Na ja, es war ein längerer Prozeß der Annäherung. Wir haben ausgiebige Gespräche geführt. Aber wir haben auch schon mit anderen Firmen gearbeitet, und verglichen damit ist unser jetziger Sponsor am zurückhaltendsten vorgegangen. Und das ist genau das, worauf es uns ankam.

Philipp Morris wurde in den USA schon einmal zum Gegenstand der Kunst – bei der Helmsboro-Aktion, mit der der Künstler Hans Haacke Mitte der achtziger Jahre die Unterstützung des rechtsradikalen Politikers Jesse Helms auf einer Zigarettenschachtel anprangerte. Was würde passieren, wenn heute ein junger Künstler im Bethanien die Helmsboro-Aktion von Haacke aufgreift?

Auch kritische Kunst wirkt heute affirmativ. Alles wird von der Macht umarmt.
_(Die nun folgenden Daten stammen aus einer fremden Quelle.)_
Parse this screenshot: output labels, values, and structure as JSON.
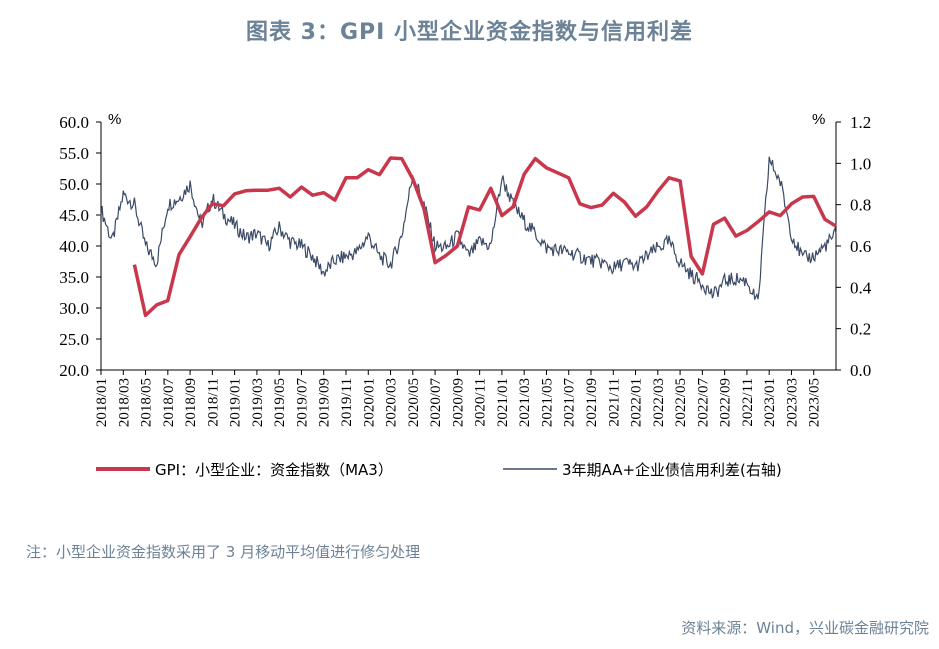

Ich fände ein solches Projekt spannend und der Sponsor bestimmt auch.

Wir haben einen Künstler, Pit Schulz, der eine Arbeit in den Firmenräumen des Sponsors realisieren will. Damit scheint es Schwierigkeiten zu geben. Aber nicht aus kultur- oder sonstwie politischen Gründen, sondern wegen der Berührungsangst von Leuten, die normalerweise nicht so häufig in ein Museum mit moderner Kunst gehen.

Und wenn Pit Schulz die Arbeit im Künstlerhaus Bethanien ausstellen wollte?
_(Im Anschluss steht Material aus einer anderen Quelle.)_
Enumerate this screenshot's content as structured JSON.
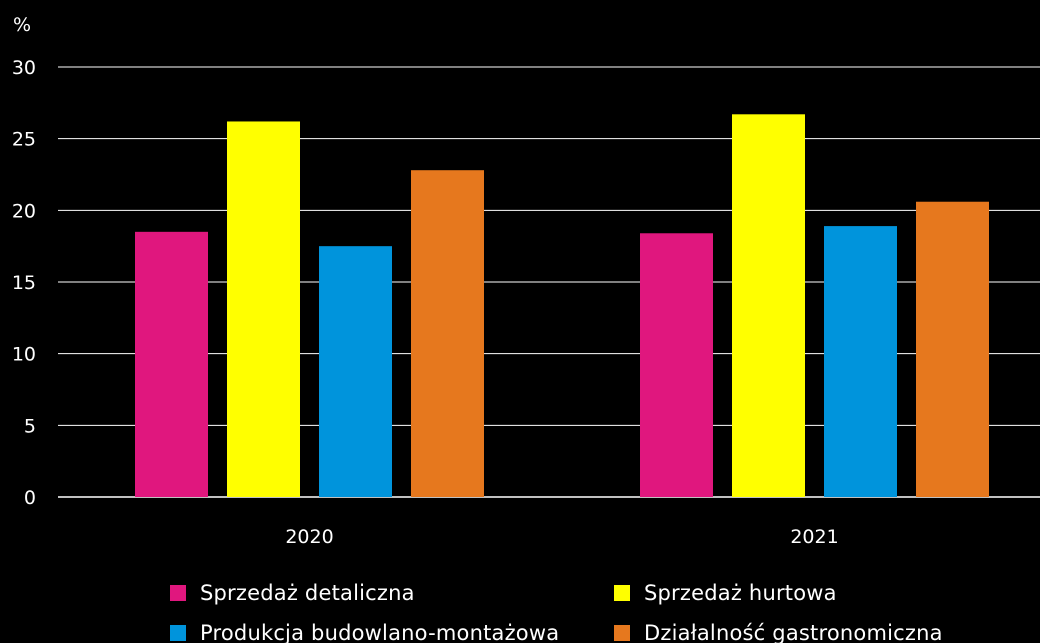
{
  "chart_data": {
    "type": "bar",
    "title": "",
    "xlabel": "",
    "ylabel": "%",
    "ylim": [
      0,
      30
    ],
    "yticks": [
      0,
      5,
      10,
      15,
      20,
      25,
      30
    ],
    "grid": true,
    "legend_position": "bottom",
    "categories": [
      "2020",
      "2021"
    ],
    "series": [
      {
        "name": "Sprzedaż detaliczna",
        "color": "#E0177E",
        "values": [
          18.5,
          18.4
        ]
      },
      {
        "name": "Sprzedaż hurtowa",
        "color": "#FFFF00",
        "values": [
          26.2,
          26.7
        ]
      },
      {
        "name": "Produkcja budowlano-montażowa",
        "color": "#0094DC",
        "values": [
          17.5,
          18.9
        ]
      },
      {
        "name": "Działalność gastronomiczna",
        "color": "#E6781E",
        "values": [
          22.8,
          20.6
        ]
      }
    ]
  },
  "colors": {
    "background": "#000000",
    "gridline": "#ffffff",
    "text": "#ffffff"
  }
}
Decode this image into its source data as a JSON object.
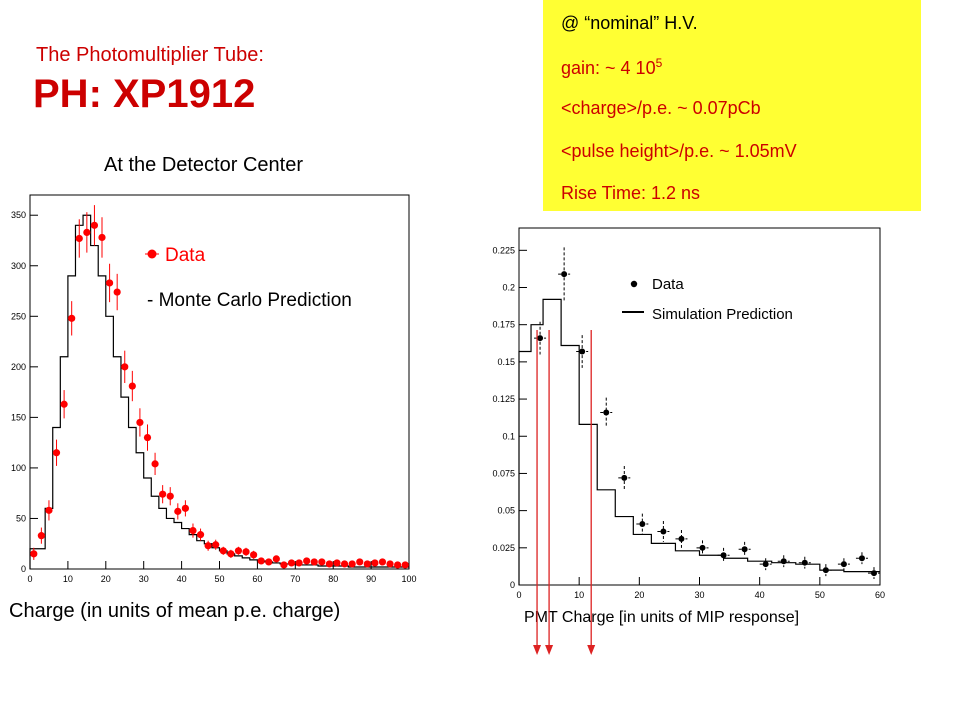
{
  "header": {
    "subtitle": "The Photomultiplier Tube:",
    "title": "PH: XP1912"
  },
  "info_box": {
    "lines": [
      "@ “nominal” H.V.",
      "gain: ~ 4 10",
      "<charge>/p.e. ~ 0.07pCb",
      "<pulse height>/p.e. ~ 1.05mV",
      "Rise Time:  1.2 ns"
    ],
    "gain_exponent": "5",
    "background": "#ffff33",
    "text_color": "#cc0000"
  },
  "chart_data": [
    {
      "type": "scatter",
      "title": "At the Detector Center",
      "xlabel": "Charge (in units of mean p.e. charge)",
      "ylabel": "",
      "xlim": [
        0,
        100
      ],
      "ylim": [
        0,
        370
      ],
      "xticks": [
        0,
        10,
        20,
        30,
        40,
        50,
        60,
        70,
        80,
        90,
        100
      ],
      "yticks": [
        0,
        50,
        100,
        150,
        200,
        250,
        300,
        350
      ],
      "grid": false,
      "legend": [
        "Data",
        "- Monte Carlo Prediction"
      ],
      "legend_position": "top-right",
      "colors": {
        "data": "#ff0000",
        "prediction": "#000000"
      },
      "series": [
        {
          "name": "Data",
          "x": [
            1,
            3,
            5,
            7,
            9,
            11,
            13,
            15,
            17,
            19,
            21,
            23,
            25,
            27,
            29,
            31,
            33,
            35,
            37,
            39,
            41,
            43,
            45,
            47,
            49,
            51,
            53,
            55,
            57,
            59,
            61,
            63,
            65,
            67,
            69,
            71,
            73,
            75,
            77,
            79,
            81,
            83,
            85,
            87,
            89,
            91,
            93,
            95,
            97,
            99
          ],
          "y": [
            15,
            33,
            58,
            115,
            163,
            248,
            327,
            333,
            340,
            328,
            283,
            274,
            200,
            181,
            145,
            130,
            104,
            74,
            72,
            57,
            60,
            38,
            34,
            23,
            24,
            18,
            15,
            18,
            17,
            14,
            8,
            7,
            10,
            4,
            6,
            6,
            8,
            7,
            7,
            5,
            6,
            5,
            5,
            7,
            5,
            6,
            7,
            5,
            4,
            4
          ],
          "err": [
            6,
            8,
            10,
            13,
            14,
            17,
            19,
            20,
            20,
            20,
            19,
            18,
            16,
            15,
            14,
            13,
            11,
            9,
            9,
            8,
            8,
            7,
            6,
            5,
            5,
            4,
            4,
            4,
            4,
            4,
            3,
            3,
            3,
            2,
            2,
            2,
            3,
            3,
            3,
            2,
            2,
            2,
            2,
            3,
            2,
            2,
            3,
            2,
            2,
            2
          ]
        },
        {
          "name": "Monte Carlo Prediction",
          "type": "step",
          "x": [
            4,
            6,
            8,
            10,
            12,
            14,
            16,
            18,
            20,
            22,
            24,
            26,
            28,
            30,
            32,
            34,
            36,
            38,
            40,
            42,
            44,
            46,
            48,
            50,
            52,
            54,
            56,
            58,
            60,
            62,
            64,
            66,
            68,
            70,
            72,
            74,
            76,
            78,
            80,
            82,
            84,
            86,
            88,
            90,
            92,
            94,
            96,
            98,
            100
          ],
          "y": [
            20,
            60,
            140,
            210,
            290,
            340,
            350,
            320,
            290,
            250,
            210,
            170,
            140,
            115,
            90,
            72,
            60,
            50,
            46,
            40,
            34,
            28,
            25,
            21,
            18,
            15,
            13,
            11,
            9,
            8,
            7,
            6,
            5,
            5,
            4,
            4,
            4,
            3,
            3,
            3,
            3,
            2,
            2,
            2,
            2,
            2,
            2,
            2,
            2
          ]
        }
      ]
    },
    {
      "type": "scatter",
      "title": "",
      "xlabel": "PMT Charge     [in units of MIP response]",
      "ylabel": "",
      "xlim": [
        0,
        60
      ],
      "ylim": [
        0,
        0.24
      ],
      "xticks": [
        0,
        10,
        20,
        30,
        40,
        50,
        60
      ],
      "yticks": [
        0,
        0.025,
        0.05,
        0.075,
        0.1,
        0.125,
        0.15,
        0.175,
        0.2,
        0.225
      ],
      "grid": false,
      "legend": [
        "Data",
        "Simulation Prediction"
      ],
      "legend_position": "top-right",
      "colors": {
        "data": "#000000",
        "prediction": "#000000",
        "arrows": "#dd2222"
      },
      "series": [
        {
          "name": "Data",
          "x": [
            3.5,
            7.5,
            10.5,
            14.5,
            17.5,
            20.5,
            24,
            27,
            30.5,
            34,
            37.5,
            41,
            44,
            47.5,
            51,
            54,
            57,
            59
          ],
          "y": [
            0.166,
            0.209,
            0.157,
            0.116,
            0.072,
            0.041,
            0.036,
            0.031,
            0.025,
            0.02,
            0.024,
            0.014,
            0.016,
            0.015,
            0.01,
            0.014,
            0.018,
            0.008
          ],
          "err": [
            0.011,
            0.018,
            0.011,
            0.01,
            0.008,
            0.007,
            0.007,
            0.006,
            0.005,
            0.005,
            0.005,
            0.004,
            0.004,
            0.004,
            0.004,
            0.004,
            0.004,
            0.004
          ]
        },
        {
          "name": "Simulation Prediction",
          "type": "step",
          "x": [
            2,
            4,
            7,
            10,
            13,
            16,
            19,
            22,
            26,
            30,
            34,
            38,
            42,
            46,
            50,
            54,
            58,
            60
          ],
          "y": [
            0.157,
            0.175,
            0.192,
            0.161,
            0.108,
            0.064,
            0.046,
            0.034,
            0.028,
            0.023,
            0.02,
            0.018,
            0.016,
            0.015,
            0.014,
            0.01,
            0.009,
            0.009
          ]
        }
      ],
      "markers_x": [
        3,
        5,
        12
      ]
    }
  ]
}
Das wäre kein Problem. Pit Schulz hat eifrig über unseren Sponsor recherchiert, als er hier Stipendiat war. Und ich habe bisher von keinen Konflikten gehört, die er dabei gehabt hätte. Man muß auch sehen, daß Kunst heute eine anderes kritisches Potential hat als zu Haackes Zeiten.

Nämlich weniger?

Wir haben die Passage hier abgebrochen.